Probably the biggest challenge – although an enjoyable one – is that each of us is trying to tell the same story through a different voice. And writing the story as we go. So the text starts us out, and the music opens up other possibilities or maybe adds a depth to the character and we have to respond to that. It’s complicated,
Phil Schroeder
like you say, but it has less to do with the logistics than with hammering out a well-told tale.

RS: The process only works, in the same room or afar, if there is the right chemistry between the composer and lyricist. It's really a question of telepathy or two people being on the same wavelength, understanding and respecting each other's ideas and impulses and being willing to say, "Yeah, you're right, that doesn't work. Let's try it this way.”

This musical is different from the songs in The Sussman Variations which were, one, just independent songs and, two, written in the style of a fictional composer. This piece is written in our own voice, and our two voices have to work as one.

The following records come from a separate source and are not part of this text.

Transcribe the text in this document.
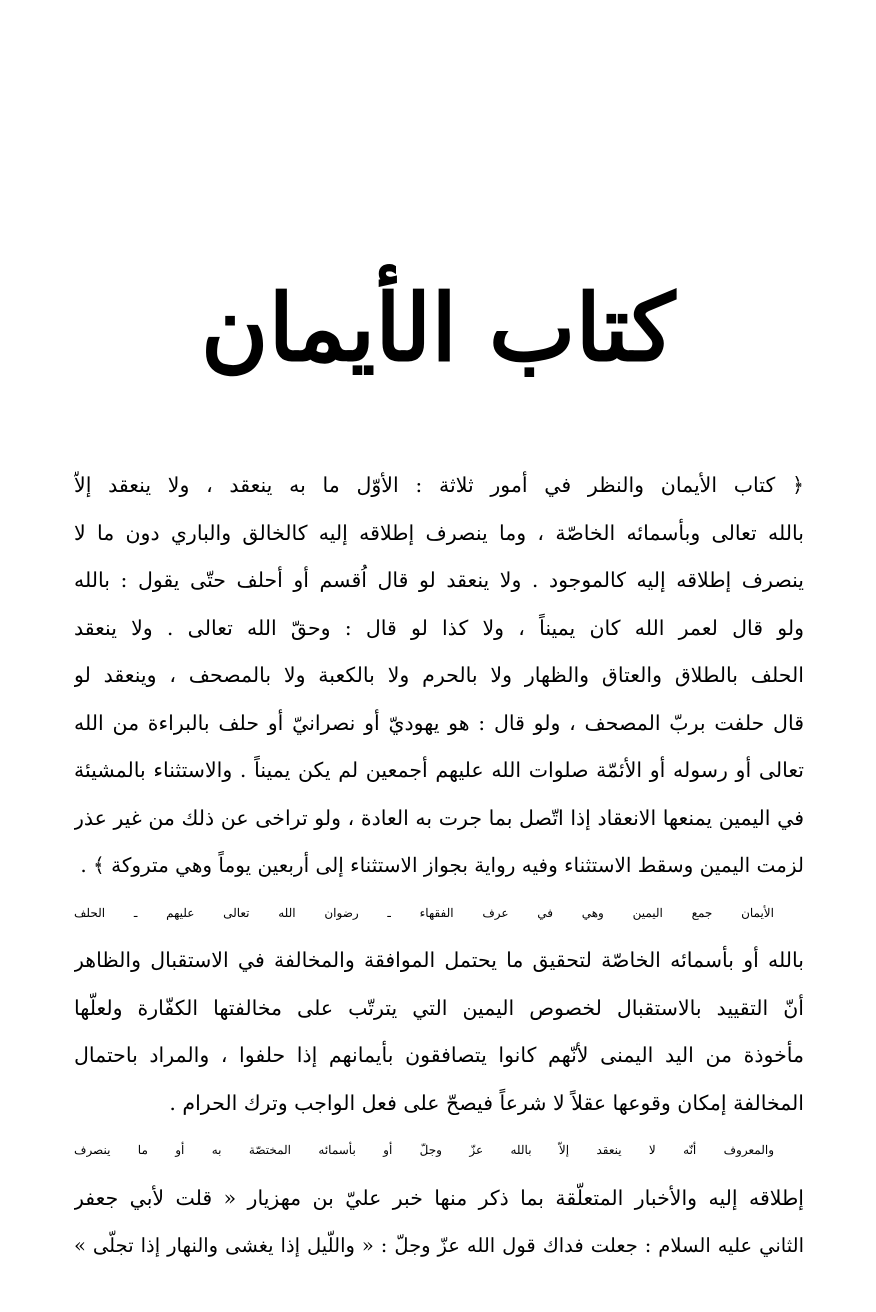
كتاب الأيمان
﴿ كتاب الأيمان والنظر في أمور ثلاثة : الأوّل ما به ينعقد ، ولا ينعقد إلاّ
بالله تعالى وبأسمائه الخاصّة ، وما ينصرف إطلاقه إليه كالخالق والباري دون ما لا
ينصرف إطلاقه إليه كالموجود . ولا ينعقد لو قال اُقسم أو أحلف حتّى يقول : بالله
ولو قال لعمر الله كان يميناً ، ولا كذا لو قال : وحقّ الله تعالى . ولا ينعقد
الحلف بالطلاق والعتاق والظهار ولا بالحرم ولا بالكعبة ولا بالمصحف ، وينعقد لو
قال حلفت بربّ المصحف ، ولو قال : هو يهوديّ أو نصرانيّ أو حلف بالبراءة من الله
تعالى أو رسوله أو الأئمّة صلوات الله عليهم أجمعين لم يكن يميناً . والاستثناء بالمشيئة
في اليمين يمنعها الانعقاد إذا اتّصل بما جرت به العادة ، ولو تراخى عن ذلك من غير عذر
لزمت اليمين وسقط الاستثناء وفيه رواية بجواز الاستثناء إلى أربعين يوماً وهي متروكة ﴾ .
الأيمان جمع اليمين وهي في عرف الفقهاء ـ رضوان الله تعالى عليهم ـ الحلف
بالله أو بأسمائه الخاصّة لتحقيق ما يحتمل الموافقة والمخالفة في الاستقبال والظاهر
أنّ التقييد بالاستقبال لخصوص اليمين التي يترتّب على مخالفتها الكفّارة ولعلّها
مأخوذة من اليد اليمنى لأنّهم كانوا يتصافقون بأيمانهم إذا حلفوا ، والمراد باحتمال
المخالفة إمكان وقوعها عقلاً لا شرعاً فيصحّ على فعل الواجب وترك الحرام .
والمعروف أنّه لا ينعقد إلاّ بالله عزّ وجلّ أو بأسمائه المختصّة به أو ما ينصرف
إطلاقه إليه والأخبار المتعلّقة بما ذكر منها خبر عليّ بن مهزيار « قلت لأبي جعفر
الثاني عليه السلام : جعلت فداك قول الله عزّ وجلّ : « واللّيل إذا يغشى والنهار إذا تجلّى »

KAM: Were those voices always in harmony, or were there challenges along the way?

PS: I’ve never collaborated with someone who wanted to get to the truth of the story (or lyric, or what have you) in such a similar way. So it was completely harmonious. The challenges are normal and to be expected because you want so much from your characters. I would say that the hardest thing was getting to a satisfying end that both resolved the scene and left the door open for more to come. We had an ambitious idea of a big final song that was putting us way over time, as well as making too big a statement, perhaps. An interesting thing happened – we set the lyrics aside and wrote dialogue . . . and the dialog sang! It was really something sweet. 

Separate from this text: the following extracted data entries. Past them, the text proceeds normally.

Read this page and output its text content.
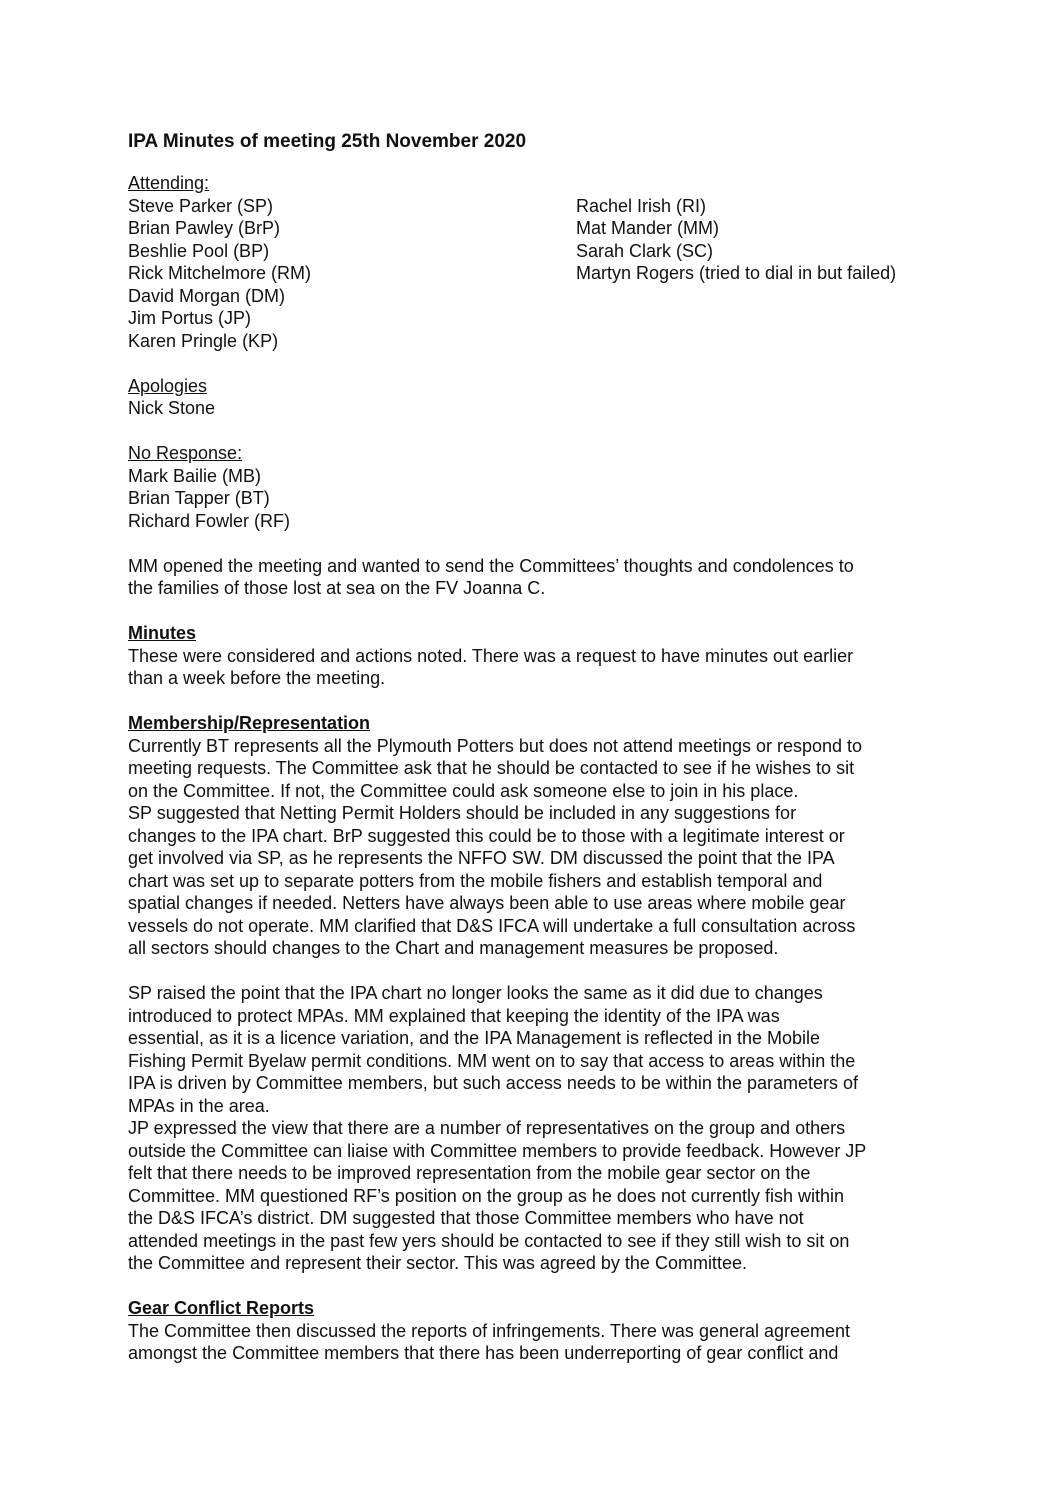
IPA Minutes of meeting 25th November 2020
Attending:
Steve Parker (SP)
Brian Pawley (BrP)
Beshlie Pool (BP)
Rick Mitchelmore (RM)
David Morgan (DM)
Jim Portus (JP)
Karen Pringle (KP)
Rachel Irish (RI)
Mat Mander (MM)
Sarah Clark (SC)
Martyn Rogers (tried to dial in but failed)
Apologies
Nick Stone
No Response:
Mark Bailie (MB)
Brian Tapper (BT)
Richard Fowler (RF)

MM opened the meeting and wanted to send the Committees’ thoughts and condolences to
the families of those lost at sea on the FV Joanna C.

Minutes
These were considered and actions noted. There was a request to have minutes out earlier
than a week before the meeting.
Membership/Representation
Currently BT represents all the Plymouth Potters but does not attend meetings or respond to
meeting requests. The Committee ask that he should be contacted to see if he wishes to sit
on the Committee. If not, the Committee could ask someone else to join in his place.
SP suggested that Netting Permit Holders should be included in any suggestions for
changes to the IPA chart. BrP suggested this could be to those with a legitimate interest or
get involved via SP, as he represents the NFFO SW. DM discussed the point that the IPA
chart was set up to separate potters from the mobile fishers and establish temporal and
spatial changes if needed. Netters have always been able to use areas where mobile gear
vessels do not operate. MM clarified that D&S IFCA will undertake a full consultation across
all sectors should changes to the Chart and management measures be proposed.
SP raised the point that the IPA chart no longer looks the same as it did due to changes
introduced to protect MPAs. MM explained that keeping the identity of the IPA was
essential, as it is a licence variation, and the IPA Management is reflected in the Mobile
Fishing Permit Byelaw permit conditions. MM went on to say that access to areas within the
IPA is driven by Committee members, but such access needs to be within the parameters of
MPAs in the area.
JP expressed the view that there are a number of representatives on the group and others
outside the Committee can liaise with Committee members to provide feedback. However JP
felt that there needs to be improved representation from the mobile gear sector on the
Committee. MM questioned RF’s position on the group as he does not currently fish within
the D&S IFCA’s district. DM suggested that those Committee members who have not
attended meetings in the past few yers should be contacted to see if they still wish to sit on
the Committee and represent their sector. This was agreed by the Committee.
Gear Conflict Reports
The Committee then discussed the reports of infringements. There was general agreement
amongst the Committee members that there has been underreporting of gear conflict and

RS: The idea of putting the big song idea aside and setting the dialogue instead is something that shows the difference between the way a word person--me--thinks and the way a composer does. Phil could see that the simpler, understated dialogue could work as well, or better, than a formal song because the music would sustain it. And he was right. For me, the more I work with gifted composers like Phil, the more I learn about the peculiar and thrilling chemistry that can exist between words and music if you remain open to all possibilities. Music has a power that totally transcends the power of words and that is why I love to work in this form and with a composer as sensitive and gifted as Phil. 


KAM: Here’s the big question: Why did this particular story need to be told as a musical [and not as a straight play]? What about it made it need to “sing”?

RS: The first, most practical, answer is that I wanted very much to work with Phil after our experience with The Sussman Variations. It just felt right. I was also interested in writing about aging (which I am) and the relationship between a daughter and an aging, but frisky, father. And also about mortality. There was something intimate about their relationship that I thought would lend itself to a kind of chamber musical. Then I thought of the idea of a funky blues number for the Dad and that was it. I couldn't wait to hear that song. The more we work on the piece, the more musical possibilities seems to present themselves and the challenge of squeezing all of it into ten minutes was exhilarating and showed us how much we could accomplish quickly. This could only be realized in musical form.

PS: Richard and I had lunch in early December and we said, “Okay, we've been talking about this for a year, it’s time to write a song.” And before I knew it, he’s sending me scripts with five or six songs and it looks terrific. He’s written great lines, great sensibility, some things that really “land” as they say. It obviously was really flowing from somewhere, which was, I think, a reaction both to aging (which we all are) but also to something about a sense of legacy. What will we leave as an imprint that gives hints to the experience of being alive in 2014? As for this story, and music – Richard once said in class, “If you’re gonna write a musical, there’d better be something to sing about!” and I think he’s absolutely right about that. We have a mini-musical with two characters who find themselves at a precipice, with more than a few misgivings, and it’s time to get to the bottom of it all. What more could you ask for!